Since taking over in early September, RBI Governor Raghuram Rajan has hiked the rates twice with an eye on inflation, which rose to 7 per cent in October.

“We expect the RBI to shift the money market to repo mode from MSF mode with a 0.25 per cent hike in the LAF policy rate on December 18,” it said.

Marginal standing facility

MSF (marginal standing facility) is the penal rate at which banks borrow from RBI after exhausting their borrowing limits under the repo window. The difference between repo and MSF rates has been normalised at 1 per cent.

Inflation as measured by the consumer price index may come down to 8.5 per cent by March 2014 and 7.3 per cent in March 2015, the brokerage said. It was at 10.09 per cent in October.

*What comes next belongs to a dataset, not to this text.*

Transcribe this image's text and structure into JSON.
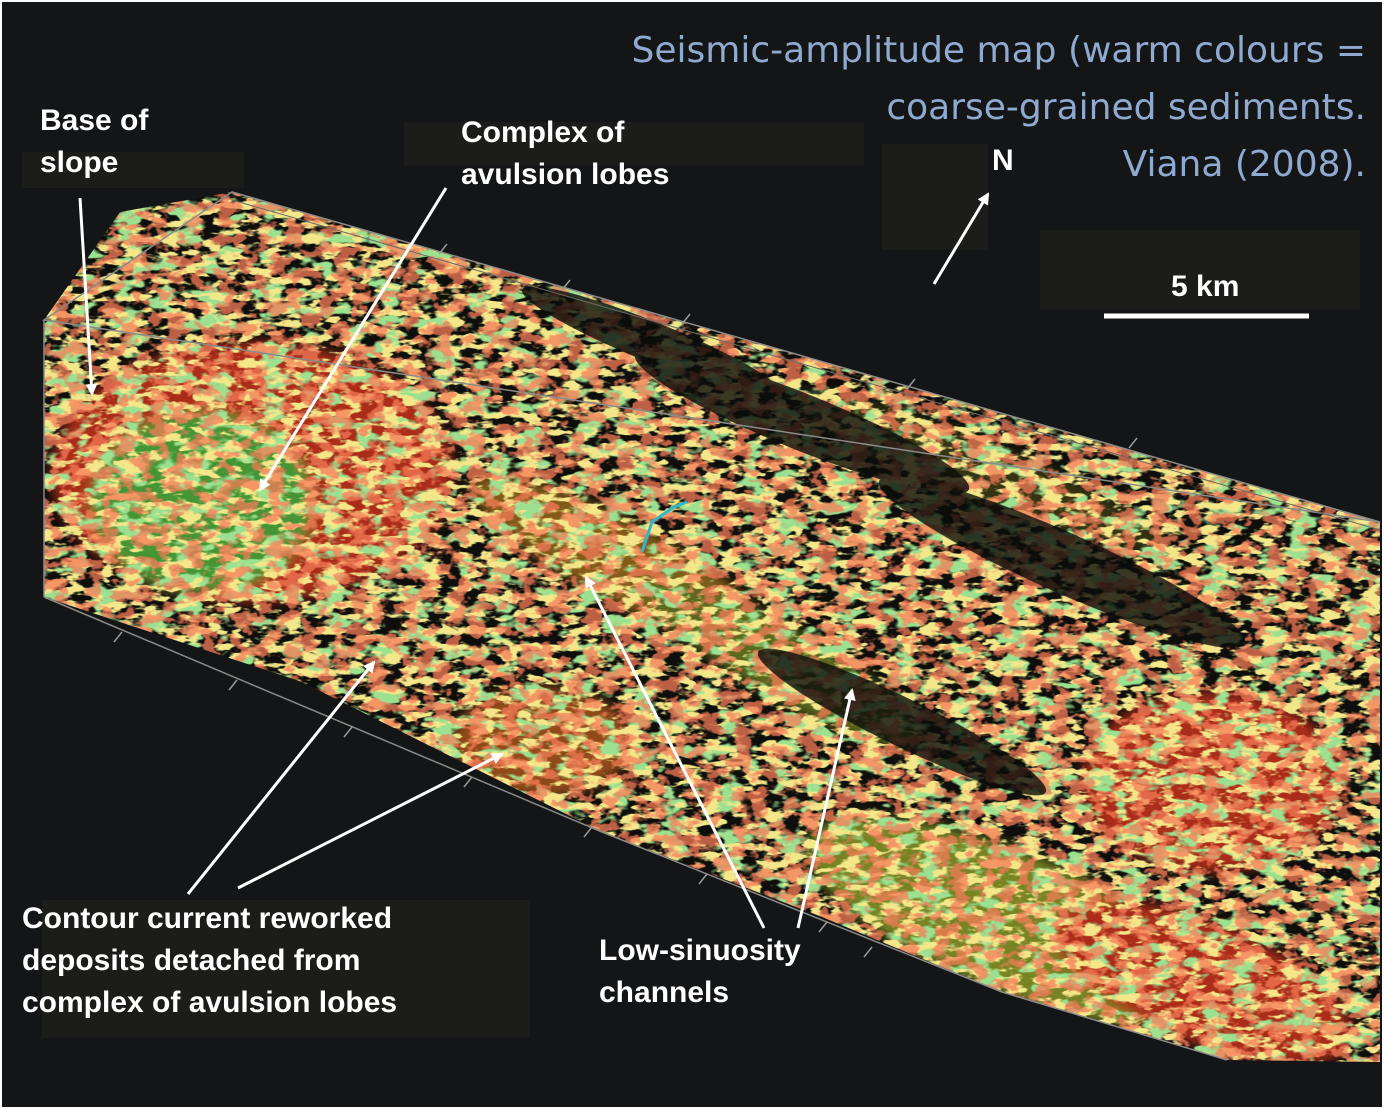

BofAML also noted that RBI tends to overtighten and “this is hurting growth rather than denting an inflation that is largely driven by supply shocks or global liquidity or depreciation due to inadequate FX reserves.”

Rupee depreciation

BofAML said the rupee’s depreciation pushes up inflation by one percentage point and added that it expects the local currency to settle at the 60-65 against the dollar if the ongoing swap facility for deposits gets $20-25 billion.

The rupee could test the 68 level again if banks are unable to mobilise deposits of up to $20-25 billion, it said.